Le silphium redécouvert deux mille ans après sa disparition …

Durant plusieurs centaines d’années la Cyrénaïque fut occupée par les Grecs et la mise en valeur du silphium et la préservation de sa culture ne furent pas la préoccupation première de ces colonisateurs. Si les Grecs exportèrent vers la Cyrénaïque les oliviers et aussi la vigne ils laissèrent aux habitants locaux le soin de fournir les racines de silphium aux marchands qui les rémunéraient confortablement sans trop se préoccuper de la protection de cette plante. Les Grecs étaient de grands voyageurs et par conséquent ils s’implantaient dans des régions où ils rencontraient un climat propice pour leur survie. C’est ainsi qu’ils créèrent de nombreuses villes et villages en Anatolie et des voyageurs astucieux emportèrent avec eux des graines de silphium pour en faire la culture car celle-ci était fortement rémunératrice. C’est du moins l’hypothèse avancée par le Docteur Mahmut Miski de l’Université d’Istanbul intéressé par les propriétés pharmacologiques des plantes. Il rechercha dans la littérature ancienne quelles étaient les propriétés du silphium. Il découvrit que cette plante maintenant disparue était vraiment magique.

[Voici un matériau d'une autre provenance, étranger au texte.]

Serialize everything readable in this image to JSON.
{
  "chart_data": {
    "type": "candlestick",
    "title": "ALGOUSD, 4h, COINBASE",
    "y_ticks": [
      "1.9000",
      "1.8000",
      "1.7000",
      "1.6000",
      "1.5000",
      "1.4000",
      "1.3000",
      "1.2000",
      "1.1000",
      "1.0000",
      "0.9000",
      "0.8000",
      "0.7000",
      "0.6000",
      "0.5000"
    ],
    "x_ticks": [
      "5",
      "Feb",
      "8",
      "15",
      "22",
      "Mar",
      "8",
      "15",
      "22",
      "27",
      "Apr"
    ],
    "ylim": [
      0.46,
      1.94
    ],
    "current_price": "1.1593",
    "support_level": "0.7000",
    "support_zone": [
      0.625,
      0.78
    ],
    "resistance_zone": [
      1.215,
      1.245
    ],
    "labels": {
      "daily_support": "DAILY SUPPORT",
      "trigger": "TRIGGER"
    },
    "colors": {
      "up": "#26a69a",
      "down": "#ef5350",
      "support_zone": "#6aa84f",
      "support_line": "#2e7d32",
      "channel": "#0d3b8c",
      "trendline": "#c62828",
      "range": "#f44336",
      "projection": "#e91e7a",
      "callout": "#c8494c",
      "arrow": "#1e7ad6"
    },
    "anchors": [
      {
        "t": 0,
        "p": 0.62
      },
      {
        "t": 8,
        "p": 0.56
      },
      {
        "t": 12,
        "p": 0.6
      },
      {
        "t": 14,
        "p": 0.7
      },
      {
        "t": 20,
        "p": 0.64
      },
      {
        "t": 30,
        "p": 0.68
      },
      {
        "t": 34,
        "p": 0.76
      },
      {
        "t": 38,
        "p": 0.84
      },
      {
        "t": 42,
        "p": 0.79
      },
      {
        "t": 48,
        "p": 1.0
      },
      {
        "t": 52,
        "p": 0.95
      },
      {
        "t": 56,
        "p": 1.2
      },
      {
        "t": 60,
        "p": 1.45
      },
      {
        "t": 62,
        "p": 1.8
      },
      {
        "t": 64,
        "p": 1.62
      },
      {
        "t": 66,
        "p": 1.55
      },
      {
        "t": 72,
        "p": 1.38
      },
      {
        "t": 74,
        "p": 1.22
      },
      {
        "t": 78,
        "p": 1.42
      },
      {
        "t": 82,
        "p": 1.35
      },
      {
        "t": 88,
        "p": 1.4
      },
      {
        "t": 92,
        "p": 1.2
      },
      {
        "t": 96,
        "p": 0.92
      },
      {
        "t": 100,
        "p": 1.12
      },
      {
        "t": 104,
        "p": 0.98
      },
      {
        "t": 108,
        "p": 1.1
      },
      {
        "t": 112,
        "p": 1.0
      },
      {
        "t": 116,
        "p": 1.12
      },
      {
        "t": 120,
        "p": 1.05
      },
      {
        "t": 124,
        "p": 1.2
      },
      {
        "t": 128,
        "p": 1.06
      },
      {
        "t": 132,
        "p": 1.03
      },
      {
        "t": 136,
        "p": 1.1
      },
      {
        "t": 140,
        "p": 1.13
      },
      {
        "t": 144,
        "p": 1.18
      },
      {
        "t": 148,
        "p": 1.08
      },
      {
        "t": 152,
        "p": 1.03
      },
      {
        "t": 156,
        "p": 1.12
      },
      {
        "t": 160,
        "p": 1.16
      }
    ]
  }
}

En poursuivant ses recherches bibliographiques le Docteur Miski découvrit qu’un Allemand féru de botanique, Walter Siehe, découvrit en 1909 dans le nord de la province d’Adana en Anatolie une plante qu’il identifia comme faisant partie de la famille des Ferula. Un spécimen envoyé à l’Institut botanique de Leningrad fut identifié comme étant une Ferula drudeana en 1947. Fort de ces données le Docteur Miski décida en 2019 d’effectuer ses propres recherches et il rapporta de la région de la Cappadoce, pendant longtemps occupée par des Grecs, des spécimens, racines, feuilles, tiges et même inflorescences de cette Ferula drudeana pour en étudier les métabolites secondaires, puisque c’était son métier initial. Comme ce fut son hypothèse toutes les localisations de ces plantes se trouvaient aux alentours de villages anciennement habités par des Grecs et cela conforta le fait que des Grecs avaient rapporté de Cyrénaïque des graines de silphium pour tenter de faire fortune dans un endroit au climat propice pour cette plante. Et se rapportant à des monnaies anciennes de Cyrénaïque le Docteur Miski considéra qu’il s’agissait bien de silphium qui avait perduré pendant près de 2000 ans alors que son extinction avait été confirmée par Pline l’Ancien :

Pour vérifier les dires de Theophraste d’Erese le Docteur Miski examina les racines qui étaient très charnues, atteignant parfois plus de 20 cm de diamètre et invariablement recouvertes d’une sorte d’écorce noire. Il restait un énorme travail à effectuer : rechercher ces métabolites secondaires susceptibles d’expliquer les propriétés thérapeutique du silphium telles qu’elles avaient été décrites par les auteurs anciens, grecs ou romains. Utilisant des techniques d’analyse chimique courantes, le Docteur Miski identifia 31 composés chimiques présentant tous des propriétés thérapeutiques reconnues dans la littérature scientifique et médicale allant des maladies cardiovasculaires aux propriétés aphrodisiaques tant recherchées par les Romains, en passant par une régulation du cycle menstruel des femmes et au traitement des fonctions érectiles défaillantes de l’homme. Plus incroyable encore certains des métabolites secondaires de cette plante présentent des activités anti-cancer prouvées in vitro, anti-inflammatoires, anti-angiogéniques et même insecticides contre l’Aedes aegypti comme la myristicine, ou anti-influenza comme le conferol, une incroyable liste qui confirme l’importance qu’avait revêtu le silphium aux temps anciens.

Après cet énorme travail quelle posture adopter dans ces quelques villages occupés par des Grecs il y a plus de 2000 ans ? Il existe des programmes de contrôle de la germination des graines et de l’expansion des surfaces propices à la croissance de Ferula drudeana afin d’assurer la pérennité de cette plante dont l’aspect magique a été largement confirmé par la science moderne et éventuellement d’envisager une exploitation future à des fins thérapeutiques. Il faut près de dix ans pour que la plante fleurisse alors il sera nécessaire d’être très patient, protéger les plantations contre l’intrusion des chèvres et surveiller leur croissance, un travail confié à des villageois de l’Anatolie fiers de contribuer à des recherches médicales sans doute très prometteuses. Il faut féliciter ici le Docteur Miski qui a réalisé tout ce magnifique travail sans aucune aide gouvernementale, convaincu qu’il oeuvrait pour le bien-être de l’humanité.